SELECT DISTINCT ON (recent_team) recent_team, player_display_name
FROM wr1
ORDER BY recent_team, total DESC
)
SELECT ws.week,
ws.player_display_name,
ws.recent_team,
ws.receiving_yards
FROM weekly_stats ws
JOIN top1 USING (recent_team, player_display_name)
WHERE ws.season = 2024 AND ws.season_type = 'REG'
ORDER BY ws.week, ws.recent_team;
"""
df = pd.read_sql(q, eng)
arsb = df[df['player_display_name'] == 'Amon-Ra St. Brown']
peers = df[df['player_display_name'] != 'Amon-Ra St. Brown']
peer_avg = peers.groupby('week', as_index=False)['receiving_yards'].mean()
LIONS = '#0076B6'
NEUTRAL = '#999999'
fig, ax = plt.subplots(figsize=(9, 5))
ax.plot(arsb['week'], arsb['receiving_yards'], color=LIONS, marker='o',
linewidth=2.5, label='Amon-Ra St.

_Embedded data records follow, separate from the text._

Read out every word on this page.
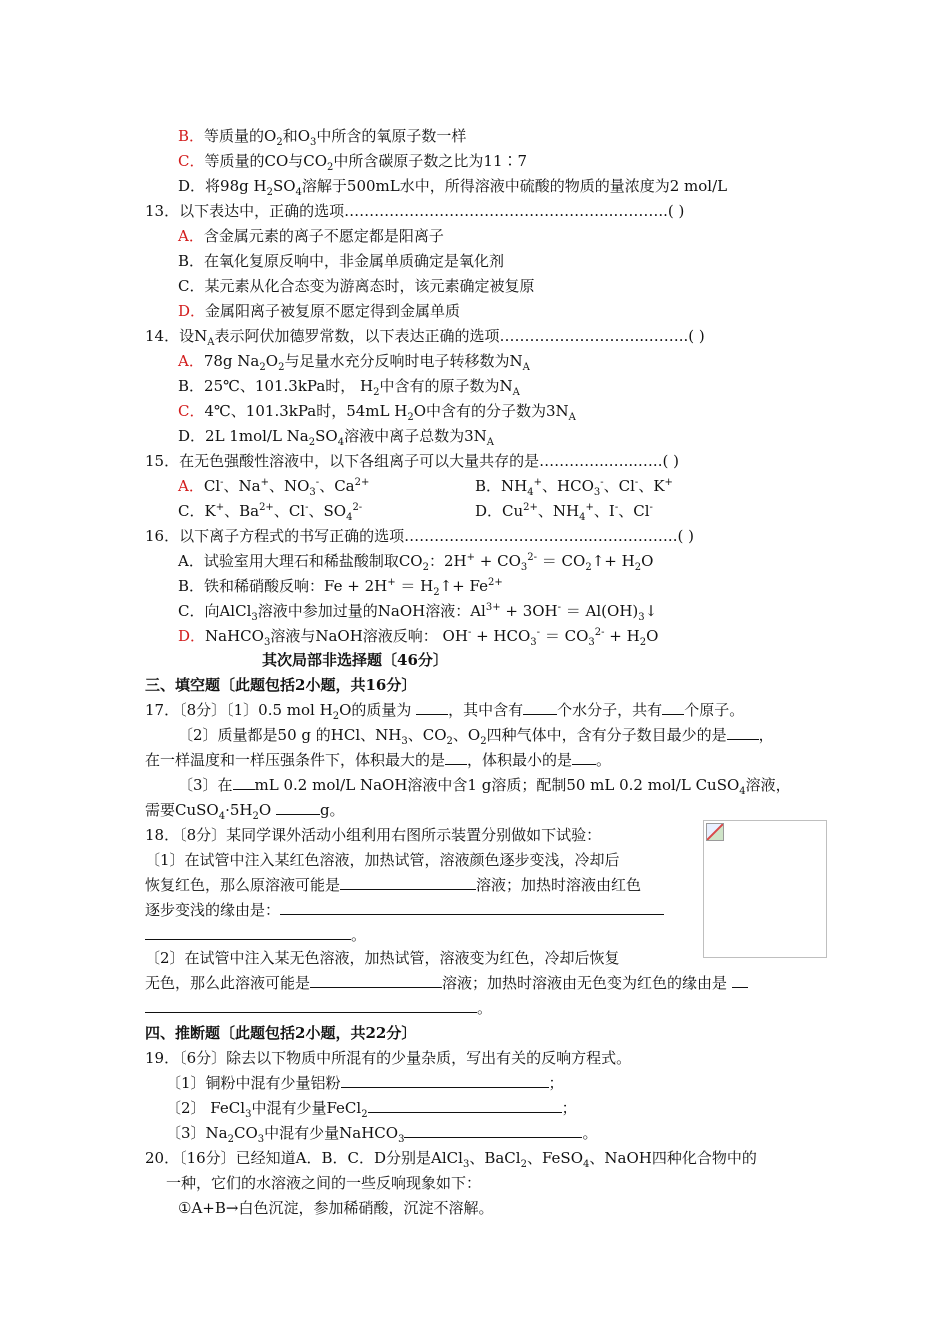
B．等质量的$O_2$和$O_3$中所含的氧原子数一样
C．等质量的CO与$CO_2$中所含碳原子数之比为11∶7
D．将98g $H_2SO_4$溶解于500mL水中，所得溶液中硫酸的物质的量浓度为2 mol/L
13．以下表达中，正确的选项……………………………………………...………..( )
A．含金属元素的离子不愿定都是阳离子
B．在氧化复原反响中，非金属单质确定是氧化剂
C．某元素从化合态变为游离态时，该元素确定被复原
D．金属阳离子被复原不愿定得到金属单质
14．设$N_A$表示阿伏加德罗常数，以下表达正确的选项………………………...……..( )
A．78g $Na_2O_2$与足量水充分反响时电子转移数为$N_A$
B．25℃、101.3kPa时， $H_2$中含有的原子数为$N_A$
C．4℃、101.3kPa时，54mL $H_2O$中含有的分子数为$3N_A$
D．2L 1mol/L $Na_2SO_4$溶液中离子总数为$3N_A$
15．在无色强酸性溶液中，以下各组离子可以大量共存的是…………..…...…..( )
A．Cl-、Na+、$NO_3^-$、$Ca^{2+}$	B．$NH_4^+$、$HCO_3^-$、Cl-、K+
C．K+、$Ba^{2+}$、Cl-、$SO_4^{2-}$	D．$Cu^{2+}$、$NH_4^+$、I-、Cl-
16．以下离子方程式的书写正确的选项…………..…………………...……………..( )
A．试验室用大理石和稀盐酸制取$CO_2$：$2H^+ + CO_3^{2-}$ ＝ $CO_2↑+ H_2O$
B．铁和稀硝酸反响：$Fe + 2H^+ = H_2↑+ Fe^{2+}$
C．向AlCl$_3$溶液中参加过量的NaOH溶液：$Al^{3+} + 3OH^-$ ＝ $Al(OH)_3↓$
D．NaHCO$_3$溶液与NaOH溶液反响： $OH^- + HCO_3^- = CO_3^{2-} + H_2O$
其次局部非选择题〔46分〕
三、填空题〔此题包括2小题，共16分〕
17．〔8分〕〔1〕0.5 mol $H_2O$的质量为 ，其中含有 个水分子，共有 个原子。
〔2〕质量都是50 g 的HCl、$NH_3$、$CO_2$、$O_2$四种气体中，含有分子数目最少的是 ，
在一样温度和一样压强条件下，体积最大的是 ，体积最小的是 。
〔3〕在 mL 0.2 mol/L NaOH溶液中含1 g溶质；配制50 mL 0.2 mol/L CuSO$_4$溶液，
需要$CuSO_4\cdot 5H_2O$	g。
18．〔8分〕某同学课外活动小组利用右图所示装置分别做如下试验：
〔1〕在试管中注入某红色溶液，加热试管，溶液颜色逐步变浅，冷却后
恢复红色，那么原溶液可能是	溶液；加热时溶液由红色
逐步变浅的缘由是：
。
〔2〕在试管中注入某无色溶液，加热试管，溶液变为红色，冷却后恢复
无色，那么此溶液可能是	溶液；加热时溶液由无色变为红色的缘由是
。
四、推断题〔此题包括2小题，共22分〕
19．〔6分〕除去以下物质中所混有的少量杂质，写出有关的反响方程式。
〔1〕铜粉中混有少量铝粉	；
〔2〕 FeCl$_3$中混有少量FeCl$_2$	；
〔3〕$Na_2CO_3$中混有少量NaHCO$_3$	。
20．〔16分〕已经知道A．B．C．D分别是AlCl$_3$、BaCl$_2$、FeSO$_4$、NaOH四种化合物中的
一种，它们的水溶液之间的一些反响现象如下：
①A+B→白色沉淀，参加稀硝酸，沉淀不溶解。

Brown')
ax.plot(peer_avg['week'], peer_avg['receiving_yards'], color=NEUTRAL,
linestyle='--', linewidth=1.5, label='NFC North WR1 avg (GB, MIN, CHI)')
ax.spines['top'].set_visible(False)
ax.spines['right'].set_visible(False)
ax.set_title('ARSB vs NFC North WR1 average — 2024 regular season',
fontsize=13, pad=12)
ax.set_xlabel('Week')
ax.set_ylabel('Receiving yards')
ax.grid(axis='y', linestyle='--', alpha=0.4)
ax.legend(frameon=False, loc='upper left')
fig.text(0.99, 0.01, 'Source: nflverse', ha='right', fontsize=8, color='gray')
plt.tight_layout()
plt.savefig('arsb-vs-nfc-north.png', dpi=150)

That chart answers a question; the default version would just show one line.

Try it

Make a horizontal bar chart of the top 8 NFC North receivers by 2024 total receiving yards. Color Lions players Honolulu Blue, everyone else neutral gray. Sort with the leader on top.

Common mistakes

  • Default palette. Tab-orange and tab-blue everywhere. Pick colors that match your subject.
  • Tiny figures. A 4x3 PNG looks fine in a notebook and unreadable when embedded in a doc. Default to figsize=(8, 5) or larger.
  • Forgetting tight_layout(). Long labels and titles get clipped in the saved PNG even if they look fine on screen.
  • Overloading. Two lines beat five. If you need five, use small multiples (subplots) — one player per panel.
  • No comparison context. A solo line on a chart implies “this is good” or “this is bad” but doesn’t say compared to what. Always have a peer line, a league average, or a prior-year ghost.

Quick check

  1. Which two spines are usually safe to remove?
  2. Why default to figsize=(8, 5) instead of matplotlib’s default?
  3. What’s the one thing a comparison line adds that a solo line cannot?